One strategy for supporting mental well-being in young people includes taking proactive measures to reduce their exposure to racist messaging. This might include limiting the amount of television or other forms of media that children consume. However, because racism is so widespread and embedded in American culture, children will inevitably notice racial patterns that identify and reinforce social hierarchies. Studies have shown that babies recognize race-based differences around six months and begin to develop racial bias by age three. For Black children, the association of race and status can contribute to low self-esteem and other negative mental health outcomes.
“As we near the end of Black History Month 2023, it is especially pertinent to highlight the significance of building a healthy racial identity in children and youth.”

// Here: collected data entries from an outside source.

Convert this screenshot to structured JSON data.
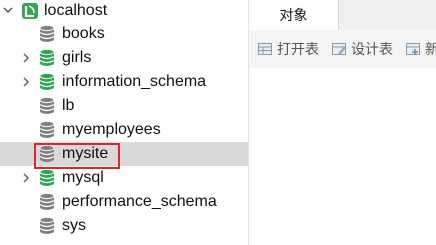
{
  "sidebar": {
    "connection": {
      "label": "localhost",
      "expanded": true,
      "icon": "connection-icon",
      "color": "#2fa84f"
    },
    "databases": [
      {
        "label": "books",
        "expandable": false,
        "active": false
      },
      {
        "label": "girls",
        "expandable": true,
        "active": true
      },
      {
        "label": "information_schema",
        "expandable": true,
        "active": true
      },
      {
        "label": "lb",
        "expandable": false,
        "active": false
      },
      {
        "label": "myemployees",
        "expandable": false,
        "active": false
      },
      {
        "label": "mysite",
        "expandable": false,
        "active": false,
        "selected": true
      },
      {
        "label": "mysql",
        "expandable": true,
        "active": true
      },
      {
        "label": "performance_schema",
        "expandable": false,
        "active": false
      },
      {
        "label": "sys",
        "expandable": false,
        "active": false
      }
    ],
    "colors": {
      "active_db": "#2fa84f",
      "inactive_db": "#808080",
      "selection_bg": "#d9d9d9",
      "highlight_border": "#e0242b"
    }
  },
  "main": {
    "tabs": [
      {
        "label": "对象",
        "active": true
      }
    ],
    "toolbar": {
      "open_table": "打开表",
      "design_table": "设计表",
      "new_table": "新"
    }
  }
}
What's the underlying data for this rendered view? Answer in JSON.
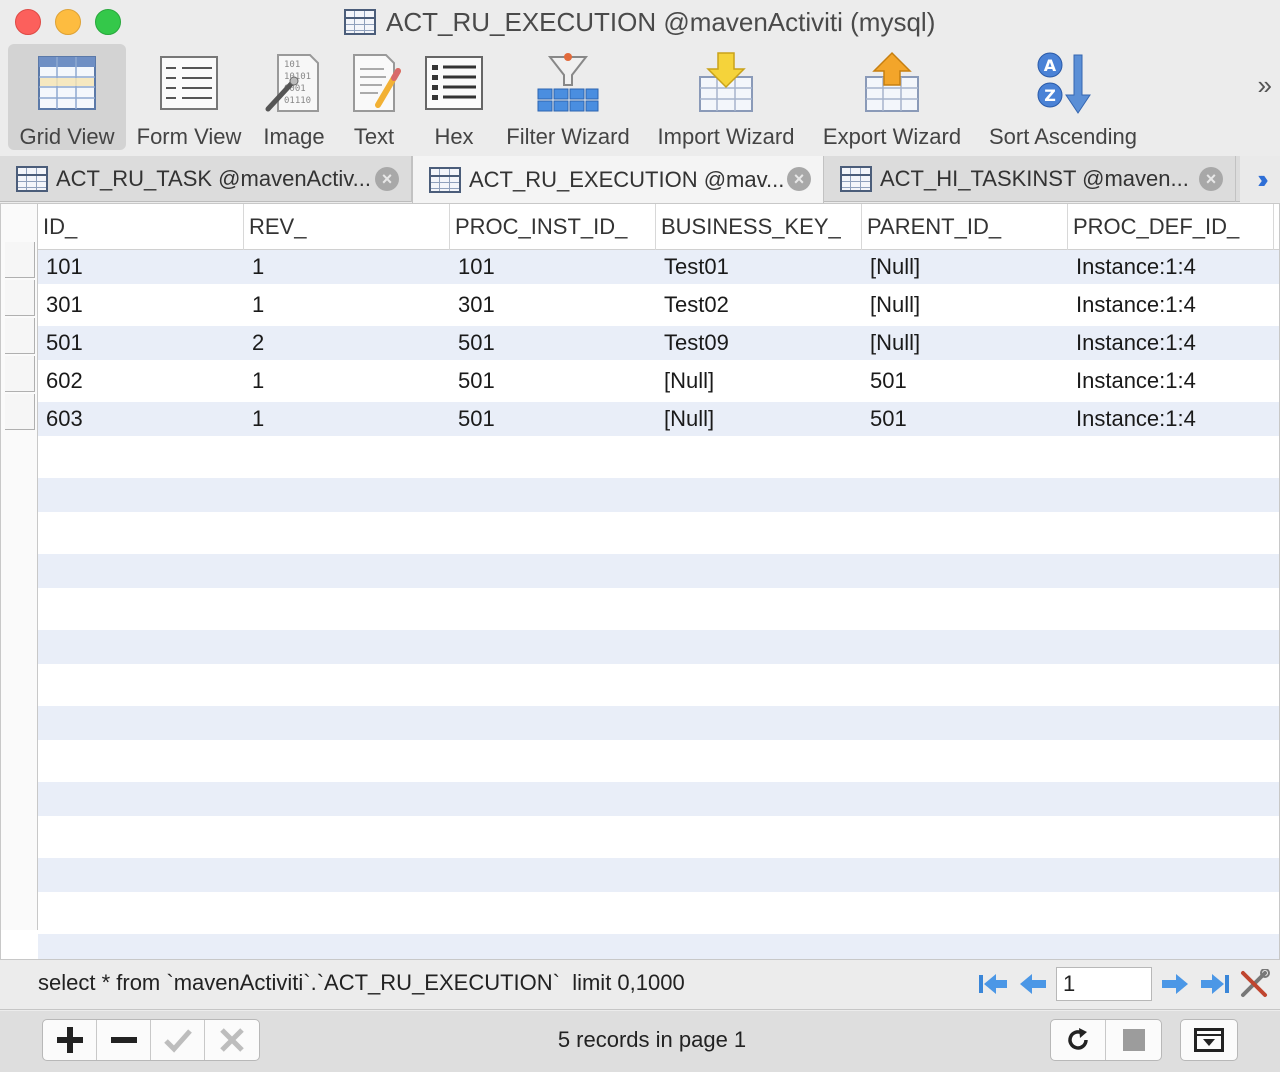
{
  "window": {
    "title": "ACT_RU_EXECUTION @mavenActiviti (mysql)"
  },
  "toolbar": {
    "items": [
      {
        "label": "Grid View",
        "icon": "grid-view-icon",
        "active": true
      },
      {
        "label": "Form View",
        "icon": "form-view-icon"
      },
      {
        "label": "Image",
        "icon": "image-icon"
      },
      {
        "label": "Text",
        "icon": "text-icon"
      },
      {
        "label": "Hex",
        "icon": "hex-icon"
      },
      {
        "label": "Filter Wizard",
        "icon": "filter-wizard-icon"
      },
      {
        "label": "Import Wizard",
        "icon": "import-wizard-icon"
      },
      {
        "label": "Export Wizard",
        "icon": "export-wizard-icon"
      },
      {
        "label": "Sort Ascending",
        "icon": "sort-ascending-icon"
      }
    ],
    "overflow": "»"
  },
  "tabs": [
    {
      "label": "ACT_RU_TASK @mavenActiv..."
    },
    {
      "label": "ACT_RU_EXECUTION @mav...",
      "active": true
    },
    {
      "label": "ACT_HI_TASKINST @maven..."
    }
  ],
  "table": {
    "columns": [
      "ID_",
      "REV_",
      "PROC_INST_ID_",
      "BUSINESS_KEY_",
      "PARENT_ID_",
      "PROC_DEF_ID_"
    ],
    "rows": [
      [
        "101",
        "1",
        "101",
        "Test01",
        "[Null]",
        "Instance:1:4"
      ],
      [
        "301",
        "1",
        "301",
        "Test02",
        "[Null]",
        "Instance:1:4"
      ],
      [
        "501",
        "2",
        "501",
        "Test09",
        "[Null]",
        "Instance:1:4"
      ],
      [
        "602",
        "1",
        "501",
        "[Null]",
        "501",
        "Instance:1:4"
      ],
      [
        "603",
        "1",
        "501",
        "[Null]",
        "501",
        "Instance:1:4"
      ]
    ]
  },
  "status": {
    "query": "select * from `mavenActiviti`.`ACT_RU_EXECUTION`  limit 0,1000",
    "page": "1",
    "records": "5 records in page 1"
  },
  "colors": {
    "stripe": "#e9eef8",
    "accent_blue": "#2f6fd6"
  }
}
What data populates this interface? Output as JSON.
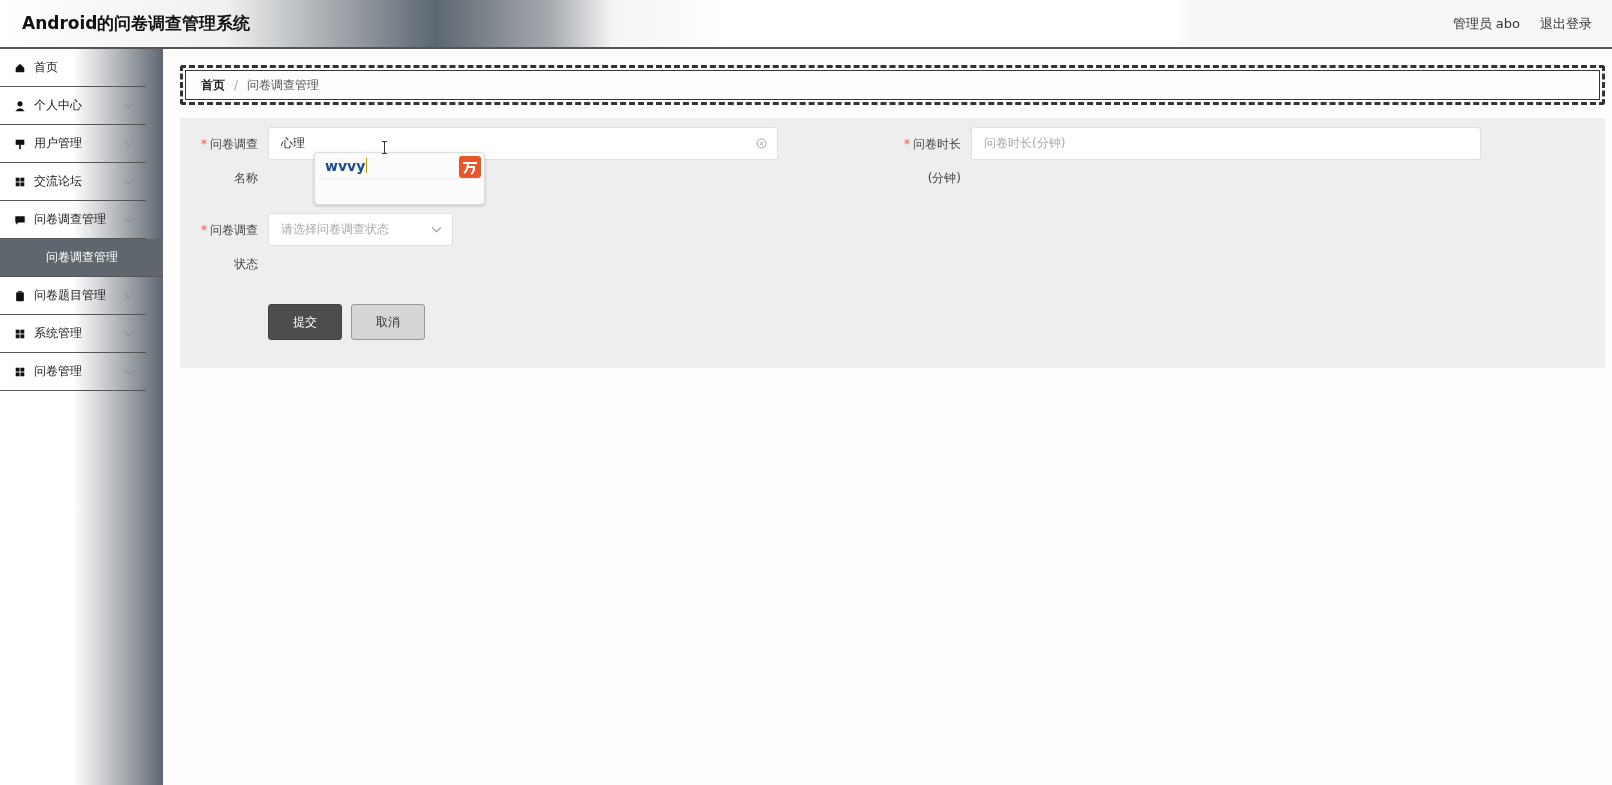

Research reveals that adults who teach children about their history and culture and how to navigate negative racial messaging are more likely to question the dominant culture’s worldviews and be proud of their heritage. Moreover, creating an environment where children and youth can ask questions and express their thoughts and feelings without fear of judgment or retaliation is essential.
As parents and adults working with children, we are tasked to provide them with the tools to become well-rounded individuals who embrace diversity and challenge the status quo. To this end, Melissa A. Little, author of “Protecting Our Children Together: Minimizing the Psychological Harms of Racism,” provides a valuable guide for approaching difficult conversations about race with children and youth. Her newly launched self-paced course, “Protecting Our Children Together: Building a Positive Racial Identity in Children and Youth,” offers further support on the importance of initiating these conversations early and provides practical strategies for doing so in a way that promotes good mental health.
Let us embrace Black History Month’s theme of Black Resistance by educating and empowering young people to become resilient and proud of their heritage. By talking to young people about race in a manner that promotes self-esteem and positive self-identity, we can contribute to the ongoing resistance against the pervasive effects of racism. The book and course “Protecting Our Children Together” teaches us how to have these challenging discussions in a way that builds confidence and dignity. It is time to create a better future for all by fostering a healthy racial identity in children and youth.